Take Karnataka, India, where simple handheld devices and mobile phones allow core service providers to record each beneficiary visit, gather feedback directly from the citizens on the quality of the services they received. This Beneficiary Verification System pilot is helping bolster the state’s Maternal Health program, using a simple dashboard and red, orange, green traffic light system to inform the district officials in real time.
If we believe this kind of beneficiary input matters for development effectiveness, shouldn't we be looking to scale it up - or be offering a menu of approaches - not just in a project here and there but across our maternal health portfolio? And the same might be said for service delivery more broadly.
But even as we scale up, we also need to do a lot more on data generation, building on the good work we have done through STATCAP , the Accelerated Data Program, and the Statistics for Results Trust Fund Facility. Yes releasing the data matters, yes crowd-sourcing development solutions matters, yes building in social accountability matters. But are we still too often making critical policy judgements on the basis of too little information? I'm not arguing that its either/or. It can and should be all these, and all can help reinforce each other.
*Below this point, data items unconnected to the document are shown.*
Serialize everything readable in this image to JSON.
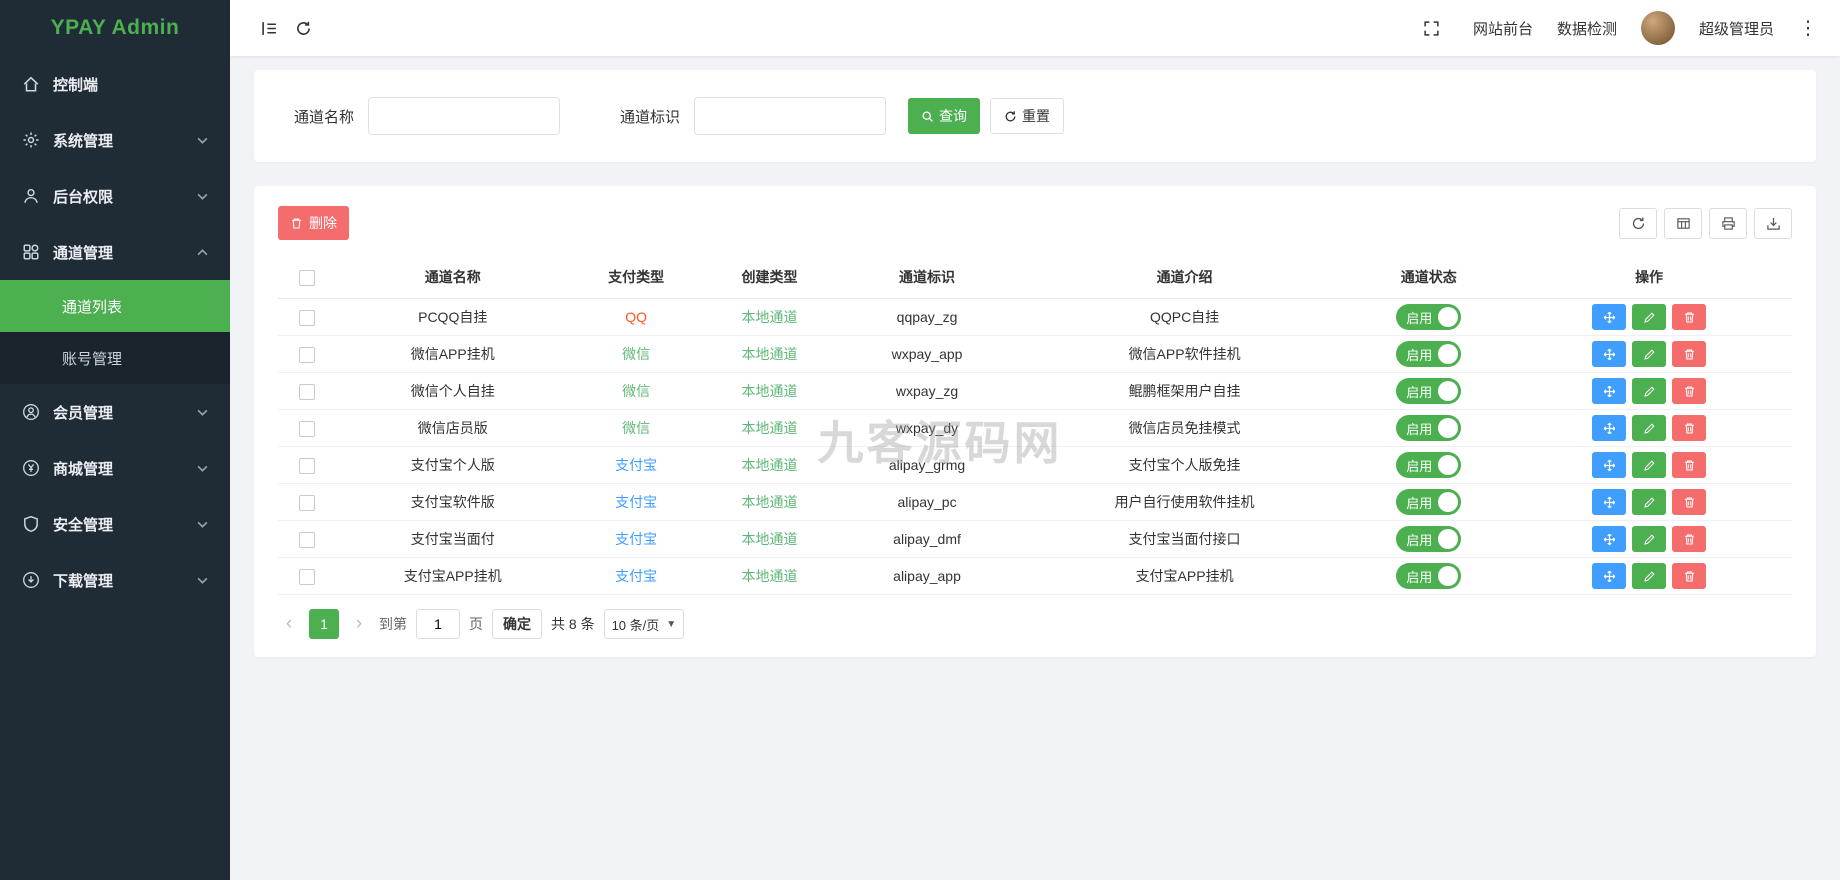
{
  "watermark": "九客源码网",
  "sidebar": {
    "logo": "YPAY Admin",
    "items": [
      {
        "label": "控制端",
        "icon": "home-icon"
      },
      {
        "label": "系统管理",
        "icon": "gear-icon",
        "chevron": "down"
      },
      {
        "label": "后台权限",
        "icon": "user-icon",
        "chevron": "down"
      },
      {
        "label": "通道管理",
        "icon": "category-icon",
        "chevron": "up",
        "open": true,
        "children": [
          {
            "label": "通道列表",
            "active": true
          },
          {
            "label": "账号管理",
            "active": false
          }
        ]
      },
      {
        "label": "会员管理",
        "icon": "member-icon",
        "chevron": "down"
      },
      {
        "label": "商城管理",
        "icon": "shop-icon",
        "chevron": "down"
      },
      {
        "label": "安全管理",
        "icon": "shield-icon",
        "chevron": "down"
      },
      {
        "label": "下载管理",
        "icon": "download-icon",
        "chevron": "down"
      }
    ]
  },
  "topbar": {
    "frontend_link": "网站前台",
    "data_check_link": "数据检测",
    "username": "超级管理员"
  },
  "filters": {
    "name_label": "通道名称",
    "code_label": "通道标识",
    "search_button": "查询",
    "reset_button": "重置"
  },
  "table": {
    "delete_button": "删除",
    "columns": [
      "通道名称",
      "支付类型",
      "创建类型",
      "通道标识",
      "通道介绍",
      "通道状态",
      "操作"
    ],
    "rows": [
      {
        "name": "PCQQ自挂",
        "pay_type": "QQ",
        "pay_type_color": "#ff5722",
        "create_type": "本地通道",
        "code": "qqpay_zg",
        "intro": "QQPC自挂",
        "status": "启用"
      },
      {
        "name": "微信APP挂机",
        "pay_type": "微信",
        "pay_type_color": "#5fb878",
        "create_type": "本地通道",
        "code": "wxpay_app",
        "intro": "微信APP软件挂机",
        "status": "启用"
      },
      {
        "name": "微信个人自挂",
        "pay_type": "微信",
        "pay_type_color": "#5fb878",
        "create_type": "本地通道",
        "code": "wxpay_zg",
        "intro": "鲲鹏框架用户自挂",
        "status": "启用"
      },
      {
        "name": "微信店员版",
        "pay_type": "微信",
        "pay_type_color": "#5fb878",
        "create_type": "本地通道",
        "code": "wxpay_dy",
        "intro": "微信店员免挂模式",
        "status": "启用"
      },
      {
        "name": "支付宝个人版",
        "pay_type": "支付宝",
        "pay_type_color": "#409eff",
        "create_type": "本地通道",
        "code": "alipay_grmg",
        "intro": "支付宝个人版免挂",
        "status": "启用"
      },
      {
        "name": "支付宝软件版",
        "pay_type": "支付宝",
        "pay_type_color": "#409eff",
        "create_type": "本地通道",
        "code": "alipay_pc",
        "intro": "用户自行使用软件挂机",
        "status": "启用"
      },
      {
        "name": "支付宝当面付",
        "pay_type": "支付宝",
        "pay_type_color": "#409eff",
        "create_type": "本地通道",
        "code": "alipay_dmf",
        "intro": "支付宝当面付接口",
        "status": "启用"
      },
      {
        "name": "支付宝APP挂机",
        "pay_type": "支付宝",
        "pay_type_color": "#409eff",
        "create_type": "本地通道",
        "code": "alipay_app",
        "intro": "支付宝APP挂机",
        "status": "启用"
      }
    ]
  },
  "pagination": {
    "current_page": "1",
    "goto_label": "到第",
    "goto_value": "1",
    "page_unit": "页",
    "confirm_button": "确定",
    "total_label": "共 8 条",
    "page_size": "10 条/页"
  },
  "colors": {
    "accent_green": "#4caf50",
    "local_channel_green": "#5fb878",
    "qq_red": "#ff5722",
    "alipay_blue": "#409eff",
    "action_red": "#f56c6c",
    "sidebar_dark": "#1f2b35"
  }
}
For the stark reality is that though data collection around the world has improved, we still know much too little to be comfortable that policy is being informed by the facts on the ground. In 2003 only four countries had two data points for 16 or more of the 22 principal indicators for the Millennium Development Goals. By 2009 this had improved to 118 countries.
Data remains a matter of life and death. In 2009 the births of 50 million children went unrecorded. They entered the world with no proof of age, citizenship or parentage. That same year 40 million people died unnoted except by family or friends.
In South Asia, only one percent of the population is covered by complete vital registration records, and in Sub-Saharan Africa, only two percent. Lacking effective registration systems, countries must rely on infrequent and expensive surveys to estimate the vital statistics needed to support the core functions of government and to plan for the future. Many prefer to go without.
So shouldn't the Bank make this a central part of its global public goods agenda? Just as beneficiary feedback can be a key part of our local goods agenda? And doesn't that logically mean that global and country programs should be focused in this area? Without it aren't we too often condemned to navigate development in the dark? Welcome your views.